Mio padre e mia madre giovani, o forse solo più giovani, piano americano davanti a Notre-Dame. Mia madre più mora, più riccia, che si appoggia a mio padre in un raro momento pubblico di intimità coniugale, la sigaretta in mano come sempre, nell’altra la cartina, che Google Maps non c’era e appeso al polso l’ombrello, che era pur sempre novembre. La foto ingrandita e appesa in uno di quei rettangoli di vetro senza cornice, quattro morse metalliche a serrare foto e vetro, dietro a una lampada della sala. La mia amica anni dopo che avrebbe detto, che bella quella foto, peccato tua madre con quella sigaretta. Quella foto restata anni in quel posto, tanto da fare l’alone sul muro intorno al suo profilo, poi impacchettata e sparita chissà dove nell’ultimo trasloco. Mio padre, i baffi rossicci – era un momento baffo- lo sguardo azzurro ironico, l’imbarazzo come sempre nelle foto, la postura rigida, impacchettato e sparito anche lui chissà dove.

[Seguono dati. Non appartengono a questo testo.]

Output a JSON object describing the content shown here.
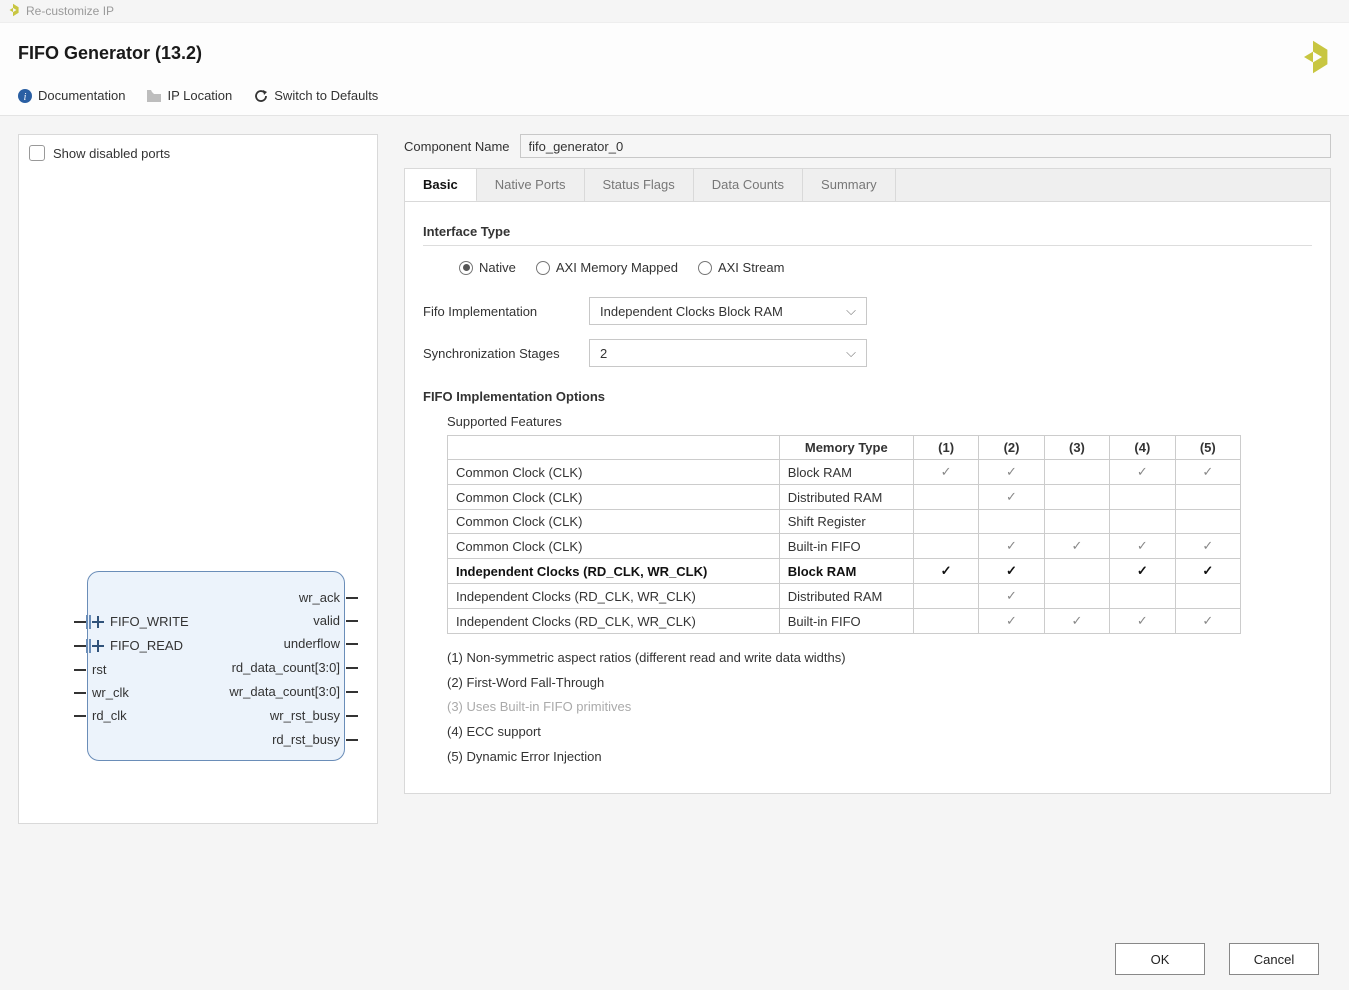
{
  "window_title": "Re-customize IP",
  "header_title": "FIFO Generator (13.2)",
  "links": {
    "doc": "Documentation",
    "iploc": "IP Location",
    "defaults": "Switch to Defaults"
  },
  "preview": {
    "show_disabled": "Show disabled ports",
    "left_ports": [
      "FIFO_WRITE",
      "FIFO_READ",
      "rst",
      "wr_clk",
      "rd_clk"
    ],
    "right_ports": [
      "wr_ack",
      "valid",
      "underflow",
      "rd_data_count[3:0]",
      "wr_data_count[3:0]",
      "wr_rst_busy",
      "rd_rst_busy"
    ]
  },
  "component": {
    "label": "Component Name",
    "value": "fifo_generator_0"
  },
  "tabs": [
    "Basic",
    "Native Ports",
    "Status Flags",
    "Data Counts",
    "Summary"
  ],
  "basic": {
    "iface_title": "Interface Type",
    "iface_opts": [
      "Native",
      "AXI Memory Mapped",
      "AXI Stream"
    ],
    "impl_label": "Fifo Implementation",
    "impl_value": "Independent Clocks Block RAM",
    "sync_label": "Synchronization Stages",
    "sync_value": "2",
    "opts_title": "FIFO Implementation Options",
    "feat_title": "Supported Features",
    "cols": [
      "",
      "Memory Type",
      "(1)",
      "(2)",
      "(3)",
      "(4)",
      "(5)"
    ],
    "rows": [
      {
        "c": "Common Clock (CLK)",
        "m": "Block RAM",
        "k": [
          "✓",
          "✓",
          "",
          "✓",
          "✓"
        ],
        "b": 0
      },
      {
        "c": "Common Clock (CLK)",
        "m": "Distributed RAM",
        "k": [
          "",
          "✓",
          "",
          "",
          ""
        ],
        "b": 0
      },
      {
        "c": "Common Clock (CLK)",
        "m": "Shift Register",
        "k": [
          "",
          "",
          "",
          "",
          ""
        ],
        "b": 0
      },
      {
        "c": "Common Clock (CLK)",
        "m": "Built-in FIFO",
        "k": [
          "",
          "✓",
          "✓",
          "✓",
          "✓"
        ],
        "b": 0
      },
      {
        "c": "Independent Clocks (RD_CLK, WR_CLK)",
        "m": "Block RAM",
        "k": [
          "✓",
          "✓",
          "",
          "✓",
          "✓"
        ],
        "b": 1
      },
      {
        "c": "Independent Clocks (RD_CLK, WR_CLK)",
        "m": "Distributed RAM",
        "k": [
          "",
          "✓",
          "",
          "",
          ""
        ],
        "b": 0
      },
      {
        "c": "Independent Clocks (RD_CLK, WR_CLK)",
        "m": "Built-in FIFO",
        "k": [
          "",
          "✓",
          "✓",
          "✓",
          "✓"
        ],
        "b": 0
      }
    ],
    "legend": [
      "(1) Non-symmetric aspect ratios (different read and write data widths)",
      "(2) First-Word Fall-Through",
      "(3) Uses Built-in FIFO primitives",
      "(4) ECC support",
      "(5) Dynamic Error Injection"
    ]
  },
  "buttons": {
    "ok": "OK",
    "cancel": "Cancel"
  }
}
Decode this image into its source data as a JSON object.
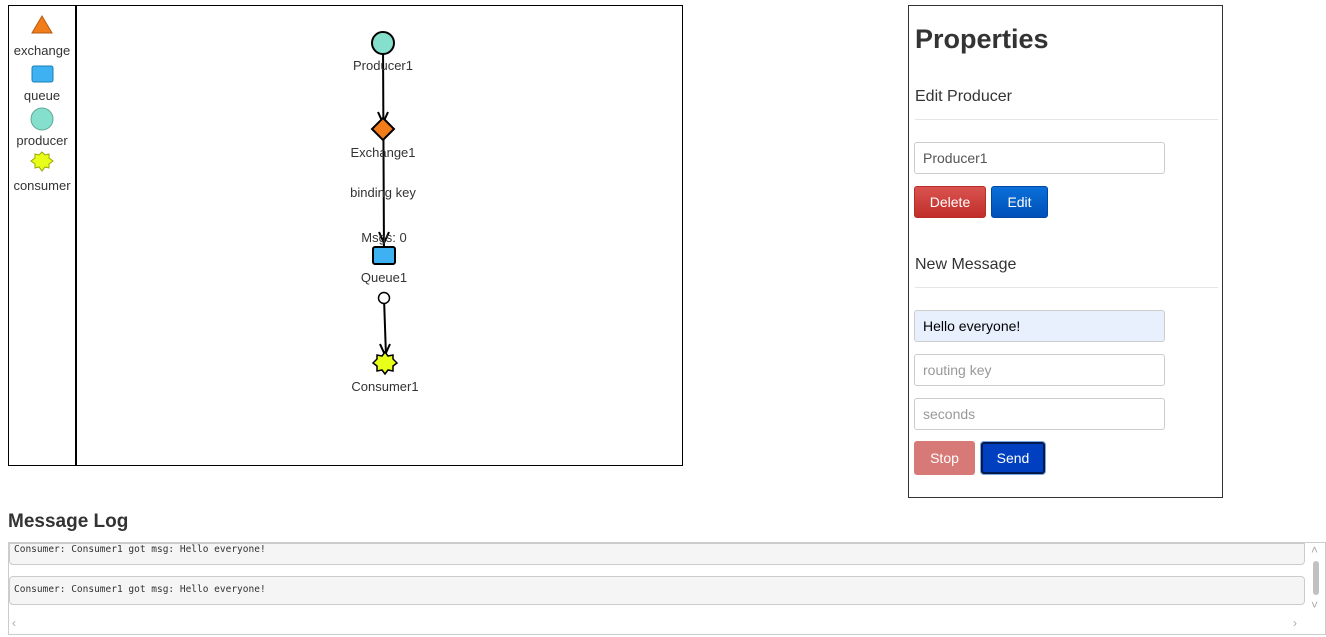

Io dietro alla macchina fotografica che scatto, 16 anni, la prima volta a Parigi, un viaggio epocale per la nostra famiglia, tra l’adolescenza e lo stupore di quella città che si animava finalmente sotto ai miei piedi. Un viaggio, uno dei primi, forse il primo di un’epoca in cui le vacanze erano al mare, quaranta chilometri da casa. Un’avventura di treni notturni e cuccette e franchi da cambiare e da calcolare per ogni acquisto, di cui ricordo ogni momento, vivido e tagliente e colorato come se fosse accaduto ieri, non come tutti i ricordi di tanti anni dopo, melmosi e impastati, che anno era? Dove eravamo?
Quella foto che chissà dov’è finita ma siccome arriva da un’epoca in cui le foto erano poche e preziose, stampate su carta “solo quelle venute bene, mi raccomando, non mi faccia spendere soldi inutili per quelle sfocate”, la ricordo ancora nei dettagli, nei colori un po’ spenti, nel cielo grigionero.
Qualche anno dopo io, con un cappello di lana rosa appena comprato in una bancarella perché mi sembrava facesse così parigina, gli occhi spalancati e curiosi e dietro Notre-Dame, davanti un weekend di ostriche e scemenze provinciali e Sacre-Coeur e Notre-Dame appunto e l’outlet di Kookaï e le marché aux puces, scemenze provinciali di quando vai a Parigi per le ventesima volta, ma sei ancora a ostriche e scemenze provinciali.
E ancora anni dopo con mia figlia, di ritorno da Eurodisney, erano pochi anni fa ma è come se fossero passate due vite, lei quasi non ricorda, a malapena, sforzandosi, mischiando i suoi vaghi frammenti ai miei racconti, “Sì, mamma, sì, mi ricordo, la cattedrale”, e tu non saprai mai cosa ricorda e con cosa invece ti compiace, ti carezza. E intanto pensi, ti ci riporto, appena riesco, ti ci porto di nuovo e allora te la ricorderai.
Questa notte sta bruciando Notre-Dame, c’è chi dice che non ne rimarrà più niente, c’è chi dice che la ricostruiranno come fosse la Tour Eiffel di Lego che abbiamo in cucina, io nel mio momento di disperazione, sopraffatta dallo sgomento, non faccio altro che piangere e pensare che se è un segno, una di quelle cose apocalittiche da anno mille, per noi tutti, in questo momento, non ce ne poteva essere di peggiori.